É imprescindível que todos os pacientes confiram atentamente todos os documentos que lhes são apresentados antes de assiná-los, assegurando-se, no caso das mulheres, de que não há qualquer menção à renúncia desse direito sem seu pleno conhecimento. Mesmo existindo uma renúncia anterior, as pacientes devem estar cientes de que, a qualquer momento durante o procedimento, têm o direito de exigir a presença de um acompanhante. Caso não haja um acompanhante conhecido disponível, poderão requerer a presença de outra pessoa de sua escolha para acompanhá-las.
Médicos e gestores hospitalares: desafios e responsabilidades
Os profissionais de saúde, em especial os médicos, desempenham um papel crucial na efetivação do direito ao acompanhante. O desconhecimento das atualizações legais e a falta de capacitação contínua constituem fatores que contribuem para o descumprimento dessa norma. Ademais, questões como preconceito médico, em que a presença de acompanhantes é "desencorajada" por ser considerada uma possível interferência no atendimento, representam desafios persistentes em muitas instituições. Essa cultura de desconfiança prejudica não apenas a experiência do paciente, mas também pode resultar em danos à sua saúde mental e emocional.
É de responsabilidade dos gestores hospitalares promover a educação continuada sobre o direito ao acompanhante, assegurando que toda a equipe de saúde esteja ciente de suas obrigações e responsabilidades. A legislação, nesse contexto, serve como uma salvaguarda importante para os médicos, que devem estar cientes não apenas de seus direitos e prerrogativas, mas também dos direitos de seus pacientes. Essa conscientização é fundamental para a construção de um ambiente de trabalho mais colaborativo e respeitoso.
Além disso, é essencial que a informação seja claramente transmitida às pacientes, permitindo que elas façam escolhas informadas sobre sua saúde e seu corpo. A transparência na comunicação é um pilar que fortalece a relação entre os profissionais de saúde e os pacientes, promovendo um atendimento de qualidade e maior satisfação.
Os médicos devem exigir que as instituições em que laboram contem com uma equipe jurídica adequada, bem como uma junta específica para solucionar eventuais dúvidas emergenciais. Essa estrutura de suporte é vital para a proteção de todos os envolvidos no atendimento, permitindo que se concentrem em sua função primordial: cuidar do paciente.

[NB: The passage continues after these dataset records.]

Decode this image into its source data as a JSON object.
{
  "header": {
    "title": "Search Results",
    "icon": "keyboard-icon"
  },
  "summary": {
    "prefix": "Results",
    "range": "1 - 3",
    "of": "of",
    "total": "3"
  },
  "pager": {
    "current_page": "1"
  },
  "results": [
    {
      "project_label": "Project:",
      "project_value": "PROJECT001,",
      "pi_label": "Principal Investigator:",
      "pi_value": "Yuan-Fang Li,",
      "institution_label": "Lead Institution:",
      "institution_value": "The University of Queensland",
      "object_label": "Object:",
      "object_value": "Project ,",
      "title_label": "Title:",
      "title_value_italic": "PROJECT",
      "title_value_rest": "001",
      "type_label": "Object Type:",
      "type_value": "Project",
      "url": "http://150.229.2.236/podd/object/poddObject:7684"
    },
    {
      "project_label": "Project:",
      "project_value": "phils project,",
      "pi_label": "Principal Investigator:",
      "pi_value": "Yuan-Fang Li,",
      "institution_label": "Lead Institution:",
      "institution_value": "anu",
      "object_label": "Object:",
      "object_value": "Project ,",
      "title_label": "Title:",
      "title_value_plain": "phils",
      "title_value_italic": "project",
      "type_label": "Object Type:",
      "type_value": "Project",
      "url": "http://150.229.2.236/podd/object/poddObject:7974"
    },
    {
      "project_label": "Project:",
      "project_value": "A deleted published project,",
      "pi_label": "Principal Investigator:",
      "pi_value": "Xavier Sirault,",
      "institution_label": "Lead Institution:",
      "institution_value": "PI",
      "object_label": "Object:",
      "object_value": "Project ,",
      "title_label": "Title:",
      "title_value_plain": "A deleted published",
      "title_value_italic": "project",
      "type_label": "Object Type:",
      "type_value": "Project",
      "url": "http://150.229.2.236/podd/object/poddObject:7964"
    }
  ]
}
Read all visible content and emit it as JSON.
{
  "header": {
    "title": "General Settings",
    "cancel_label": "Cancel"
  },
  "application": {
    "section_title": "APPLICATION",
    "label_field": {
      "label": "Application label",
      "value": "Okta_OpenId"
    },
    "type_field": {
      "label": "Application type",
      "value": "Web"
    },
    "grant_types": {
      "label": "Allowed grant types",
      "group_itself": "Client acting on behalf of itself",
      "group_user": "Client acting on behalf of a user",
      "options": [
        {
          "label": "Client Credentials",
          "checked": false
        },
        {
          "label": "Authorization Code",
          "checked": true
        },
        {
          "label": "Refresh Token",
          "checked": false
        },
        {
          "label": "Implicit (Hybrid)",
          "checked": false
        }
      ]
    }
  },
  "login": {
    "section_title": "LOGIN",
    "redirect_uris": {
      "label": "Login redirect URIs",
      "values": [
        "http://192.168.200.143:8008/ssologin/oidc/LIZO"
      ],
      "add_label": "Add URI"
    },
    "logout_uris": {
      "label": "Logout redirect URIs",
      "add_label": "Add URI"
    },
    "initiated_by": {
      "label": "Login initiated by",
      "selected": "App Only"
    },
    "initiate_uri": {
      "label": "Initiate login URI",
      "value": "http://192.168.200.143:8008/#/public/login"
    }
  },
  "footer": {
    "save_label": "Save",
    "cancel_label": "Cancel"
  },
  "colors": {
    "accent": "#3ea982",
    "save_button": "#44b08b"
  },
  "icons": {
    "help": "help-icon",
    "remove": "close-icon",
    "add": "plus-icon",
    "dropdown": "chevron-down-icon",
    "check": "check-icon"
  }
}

Ademais, um atendimento que respeita os direitos dos pacientes contribui para a construção de uma reputação sólida e confiável, essencial para a fidelização dos usuários dos serviços de saúde, reduzindo a incidência de complicações e processos jurídicos, além de aumentar a eficácia do tratamento.
É fundamental que pacientes, hospitais e médicos busquem orientação jurídica sempre que houver dúvidas acerca dos direitos assegurados na legislação. Para as mulheres que se sentirem desrespeitadas em seus direitos, a consulta a um advogado pode ser um passo decisivo para garantir a proteção de seus interesses e a responsabilização dos envolvidos. O fortalecimento da consciência sobre esses direitos e a disposição para buscar assistência legal são essenciais para a construção de um sistema de saúde mais justo e humano.